2 Customer Acquisition Graphs For Your Digital Dashboard

Survey data released in the last week points to a recent rise in the importance of email as a customer acquisition channel for the retail industry.

It’s a provocative finding given that email tends to be the Rodney Dangerfield of digital marketing work, with marketers over the last few years giving much more attention to flashy social media tactics. And yet, see how organic search (whose value is off the chart created by the Custora E-commerce Customer Acquisition Snapshot) and email lead as acquisition sources for retailers.

Email's Impact Doubled

At a time when few of us were giving any respect to email, its impact more than doubled, providing almost 7% of customers in 2013 compared to less than 3% in 2011. By contrast, banner ads, Facebook and Twitter crawl along the bottom of the chart. 

The breakdown of lead sources may be different from how asset managers have acquired customers over the last few years—you may want to include Online Event Marketing and would probably drop Affiliates, for example—although I suspect they’re directionally consistent. I also agree with the commenters to the post who point out that social activities may not be getting credit for creating awareness that eventually leads prospects to subscribe to emails.

Whether in the retail or the asset management industry, once a subscriber is on board, email can be a powerful brand-builder and prospect nurturer.

2 Questions

But the purpose of this post is less about the data and more about the exercise. I’ll use the survey as the occasion to pose two questions to you:

1. Are you tracking and comparing the sources of names that you acquire that eventually turn into customers? Your dashboard should include a graph of customer acquisition by channel over time, too.                 

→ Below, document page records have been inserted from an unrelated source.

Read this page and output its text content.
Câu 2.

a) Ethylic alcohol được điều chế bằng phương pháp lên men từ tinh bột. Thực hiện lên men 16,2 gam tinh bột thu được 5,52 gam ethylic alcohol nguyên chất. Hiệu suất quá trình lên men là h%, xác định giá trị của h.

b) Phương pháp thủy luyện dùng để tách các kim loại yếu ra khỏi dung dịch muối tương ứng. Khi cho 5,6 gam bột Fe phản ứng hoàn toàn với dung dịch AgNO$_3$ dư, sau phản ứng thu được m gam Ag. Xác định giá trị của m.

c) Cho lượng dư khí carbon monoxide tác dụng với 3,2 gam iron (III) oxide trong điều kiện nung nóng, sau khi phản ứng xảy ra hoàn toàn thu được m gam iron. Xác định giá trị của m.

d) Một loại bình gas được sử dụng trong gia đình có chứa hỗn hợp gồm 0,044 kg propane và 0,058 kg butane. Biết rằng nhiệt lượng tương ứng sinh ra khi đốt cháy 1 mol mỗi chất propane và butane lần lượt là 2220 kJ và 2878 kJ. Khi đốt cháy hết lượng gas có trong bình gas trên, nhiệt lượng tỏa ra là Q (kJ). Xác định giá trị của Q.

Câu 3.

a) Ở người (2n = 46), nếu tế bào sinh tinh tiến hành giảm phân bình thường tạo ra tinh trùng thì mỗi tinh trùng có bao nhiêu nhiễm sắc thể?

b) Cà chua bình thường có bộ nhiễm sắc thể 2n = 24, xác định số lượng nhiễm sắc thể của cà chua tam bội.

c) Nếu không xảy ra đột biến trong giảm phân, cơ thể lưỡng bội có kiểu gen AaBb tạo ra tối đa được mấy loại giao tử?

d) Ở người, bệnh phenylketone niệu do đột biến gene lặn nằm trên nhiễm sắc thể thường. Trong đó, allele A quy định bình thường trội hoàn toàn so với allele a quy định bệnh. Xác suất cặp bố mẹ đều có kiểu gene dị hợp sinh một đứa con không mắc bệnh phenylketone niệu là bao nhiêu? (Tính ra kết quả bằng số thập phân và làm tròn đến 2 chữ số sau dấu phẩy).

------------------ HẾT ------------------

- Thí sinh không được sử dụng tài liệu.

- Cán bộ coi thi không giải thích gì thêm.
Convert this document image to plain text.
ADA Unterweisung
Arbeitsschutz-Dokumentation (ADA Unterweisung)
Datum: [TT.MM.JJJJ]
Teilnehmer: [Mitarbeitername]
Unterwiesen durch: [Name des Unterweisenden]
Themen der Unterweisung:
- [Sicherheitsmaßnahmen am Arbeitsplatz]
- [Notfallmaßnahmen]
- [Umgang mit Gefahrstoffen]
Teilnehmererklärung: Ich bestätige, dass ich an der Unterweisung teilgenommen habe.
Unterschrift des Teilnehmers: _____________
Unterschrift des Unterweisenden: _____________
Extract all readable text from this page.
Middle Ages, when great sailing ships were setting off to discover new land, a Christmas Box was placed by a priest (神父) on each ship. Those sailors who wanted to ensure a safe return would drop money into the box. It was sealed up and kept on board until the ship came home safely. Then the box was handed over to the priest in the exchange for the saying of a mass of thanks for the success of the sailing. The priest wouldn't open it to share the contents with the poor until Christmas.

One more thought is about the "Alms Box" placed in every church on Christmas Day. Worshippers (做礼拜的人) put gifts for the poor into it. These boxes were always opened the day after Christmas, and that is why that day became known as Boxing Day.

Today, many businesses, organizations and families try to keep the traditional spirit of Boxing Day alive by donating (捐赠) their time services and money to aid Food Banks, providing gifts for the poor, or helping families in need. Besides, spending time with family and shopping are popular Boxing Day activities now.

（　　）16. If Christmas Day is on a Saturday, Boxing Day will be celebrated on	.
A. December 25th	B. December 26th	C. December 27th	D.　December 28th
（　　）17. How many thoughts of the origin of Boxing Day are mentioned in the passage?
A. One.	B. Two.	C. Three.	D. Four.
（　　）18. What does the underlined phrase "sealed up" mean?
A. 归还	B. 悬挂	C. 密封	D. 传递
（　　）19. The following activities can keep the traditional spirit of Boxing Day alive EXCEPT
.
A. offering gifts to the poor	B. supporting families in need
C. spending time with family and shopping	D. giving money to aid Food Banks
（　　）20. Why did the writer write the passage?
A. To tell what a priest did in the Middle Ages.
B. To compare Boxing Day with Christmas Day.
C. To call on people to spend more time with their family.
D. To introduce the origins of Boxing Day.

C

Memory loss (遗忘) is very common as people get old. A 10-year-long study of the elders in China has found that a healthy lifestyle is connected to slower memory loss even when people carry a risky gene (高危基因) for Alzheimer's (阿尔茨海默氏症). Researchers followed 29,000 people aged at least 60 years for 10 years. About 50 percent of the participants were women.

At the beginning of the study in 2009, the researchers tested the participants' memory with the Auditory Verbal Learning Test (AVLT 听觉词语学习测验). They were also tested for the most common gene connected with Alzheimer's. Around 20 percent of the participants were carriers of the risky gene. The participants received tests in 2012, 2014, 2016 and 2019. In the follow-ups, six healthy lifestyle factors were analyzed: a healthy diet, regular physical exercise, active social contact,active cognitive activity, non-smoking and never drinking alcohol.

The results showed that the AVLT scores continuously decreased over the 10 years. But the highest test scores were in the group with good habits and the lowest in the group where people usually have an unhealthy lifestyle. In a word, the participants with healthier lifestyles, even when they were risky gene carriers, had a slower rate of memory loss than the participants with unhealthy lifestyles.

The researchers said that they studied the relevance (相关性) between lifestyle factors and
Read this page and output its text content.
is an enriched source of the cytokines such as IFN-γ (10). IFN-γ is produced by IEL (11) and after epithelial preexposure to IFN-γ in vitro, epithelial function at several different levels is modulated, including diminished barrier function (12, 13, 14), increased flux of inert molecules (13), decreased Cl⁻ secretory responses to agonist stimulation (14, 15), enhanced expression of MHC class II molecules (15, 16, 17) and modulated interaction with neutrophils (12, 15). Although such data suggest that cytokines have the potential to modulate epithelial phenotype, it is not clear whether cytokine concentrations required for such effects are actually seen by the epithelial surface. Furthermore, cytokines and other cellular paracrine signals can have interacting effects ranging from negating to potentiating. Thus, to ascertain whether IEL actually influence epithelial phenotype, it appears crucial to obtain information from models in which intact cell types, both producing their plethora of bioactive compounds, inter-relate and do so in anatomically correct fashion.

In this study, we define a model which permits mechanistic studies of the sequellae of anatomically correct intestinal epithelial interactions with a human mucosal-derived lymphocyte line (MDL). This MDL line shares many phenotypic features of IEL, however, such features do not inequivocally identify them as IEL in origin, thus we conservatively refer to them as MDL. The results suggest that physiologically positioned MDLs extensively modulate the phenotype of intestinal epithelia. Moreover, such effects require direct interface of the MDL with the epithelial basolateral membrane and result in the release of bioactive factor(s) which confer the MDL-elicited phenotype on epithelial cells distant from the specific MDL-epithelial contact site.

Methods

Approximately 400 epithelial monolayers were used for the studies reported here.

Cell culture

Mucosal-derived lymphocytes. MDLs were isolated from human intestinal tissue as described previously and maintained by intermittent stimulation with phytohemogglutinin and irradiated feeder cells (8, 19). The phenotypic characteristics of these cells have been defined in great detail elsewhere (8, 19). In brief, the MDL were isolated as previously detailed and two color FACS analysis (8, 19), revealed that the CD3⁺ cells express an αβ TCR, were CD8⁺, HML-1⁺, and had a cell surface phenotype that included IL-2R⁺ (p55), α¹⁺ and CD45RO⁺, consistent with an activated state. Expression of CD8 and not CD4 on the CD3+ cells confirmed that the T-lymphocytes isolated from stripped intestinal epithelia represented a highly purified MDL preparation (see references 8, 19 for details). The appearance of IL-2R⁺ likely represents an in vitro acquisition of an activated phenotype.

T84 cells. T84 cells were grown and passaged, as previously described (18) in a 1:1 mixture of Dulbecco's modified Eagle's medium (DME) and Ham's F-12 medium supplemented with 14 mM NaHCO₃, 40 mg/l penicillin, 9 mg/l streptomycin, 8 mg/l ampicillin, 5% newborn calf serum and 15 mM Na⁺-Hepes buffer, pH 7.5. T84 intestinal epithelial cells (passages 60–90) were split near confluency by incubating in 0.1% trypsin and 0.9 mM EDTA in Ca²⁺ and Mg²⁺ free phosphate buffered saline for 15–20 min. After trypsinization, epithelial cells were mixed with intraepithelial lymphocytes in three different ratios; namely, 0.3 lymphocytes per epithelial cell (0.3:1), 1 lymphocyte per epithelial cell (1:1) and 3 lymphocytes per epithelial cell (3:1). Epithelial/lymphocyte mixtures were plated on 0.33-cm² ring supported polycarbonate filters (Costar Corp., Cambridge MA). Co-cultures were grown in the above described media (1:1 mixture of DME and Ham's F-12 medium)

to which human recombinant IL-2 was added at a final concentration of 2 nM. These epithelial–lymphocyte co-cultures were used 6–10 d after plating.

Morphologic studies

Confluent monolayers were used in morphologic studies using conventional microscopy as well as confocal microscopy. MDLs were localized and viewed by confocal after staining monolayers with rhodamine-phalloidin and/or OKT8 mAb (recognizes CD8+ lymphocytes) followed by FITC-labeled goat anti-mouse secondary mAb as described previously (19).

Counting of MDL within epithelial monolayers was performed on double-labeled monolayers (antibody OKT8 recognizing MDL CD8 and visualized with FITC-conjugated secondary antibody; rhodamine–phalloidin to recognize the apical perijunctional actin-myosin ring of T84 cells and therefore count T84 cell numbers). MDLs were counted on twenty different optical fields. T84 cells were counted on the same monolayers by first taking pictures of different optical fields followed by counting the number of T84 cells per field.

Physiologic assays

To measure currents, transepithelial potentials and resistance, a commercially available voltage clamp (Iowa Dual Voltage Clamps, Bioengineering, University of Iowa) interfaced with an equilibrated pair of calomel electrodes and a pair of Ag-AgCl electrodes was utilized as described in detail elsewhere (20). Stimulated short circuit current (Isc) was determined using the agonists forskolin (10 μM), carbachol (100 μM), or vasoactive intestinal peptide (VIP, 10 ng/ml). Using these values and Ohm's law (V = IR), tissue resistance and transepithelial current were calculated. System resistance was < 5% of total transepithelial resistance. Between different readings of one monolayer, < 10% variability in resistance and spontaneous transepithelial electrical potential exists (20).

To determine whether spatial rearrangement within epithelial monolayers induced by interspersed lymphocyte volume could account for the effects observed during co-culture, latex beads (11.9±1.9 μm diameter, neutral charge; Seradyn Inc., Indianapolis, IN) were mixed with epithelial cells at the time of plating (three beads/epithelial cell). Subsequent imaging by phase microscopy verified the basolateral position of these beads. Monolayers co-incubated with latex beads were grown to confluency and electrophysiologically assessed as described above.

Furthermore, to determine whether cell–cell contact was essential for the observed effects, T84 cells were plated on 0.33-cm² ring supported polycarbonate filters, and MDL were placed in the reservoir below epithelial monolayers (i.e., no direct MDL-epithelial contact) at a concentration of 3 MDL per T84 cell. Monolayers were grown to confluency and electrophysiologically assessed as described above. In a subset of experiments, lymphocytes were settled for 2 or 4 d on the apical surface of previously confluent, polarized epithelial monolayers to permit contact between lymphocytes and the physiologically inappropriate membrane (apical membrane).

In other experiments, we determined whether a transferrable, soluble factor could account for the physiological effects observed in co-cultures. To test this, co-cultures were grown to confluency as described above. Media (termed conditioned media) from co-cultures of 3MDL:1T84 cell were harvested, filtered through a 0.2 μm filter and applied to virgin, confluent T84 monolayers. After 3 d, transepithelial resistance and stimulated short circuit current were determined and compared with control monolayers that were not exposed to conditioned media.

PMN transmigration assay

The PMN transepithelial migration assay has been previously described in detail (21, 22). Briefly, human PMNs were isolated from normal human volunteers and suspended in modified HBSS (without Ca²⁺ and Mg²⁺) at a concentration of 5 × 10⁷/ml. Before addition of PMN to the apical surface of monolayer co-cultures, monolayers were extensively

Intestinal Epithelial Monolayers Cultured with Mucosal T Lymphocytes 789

2. Are you also tracking the value of the names acquired by channel and comparing them to a computed average customer lifetime value a la this Custora graph?

Of course, attribution (i.e., in most cases, the source of the last click is the channel credited for sourcing the prospect) is a consideration to work through. But for starters, make sure that you’re collecting and organizing channel and customer value data in a way that lends itself to further analysis.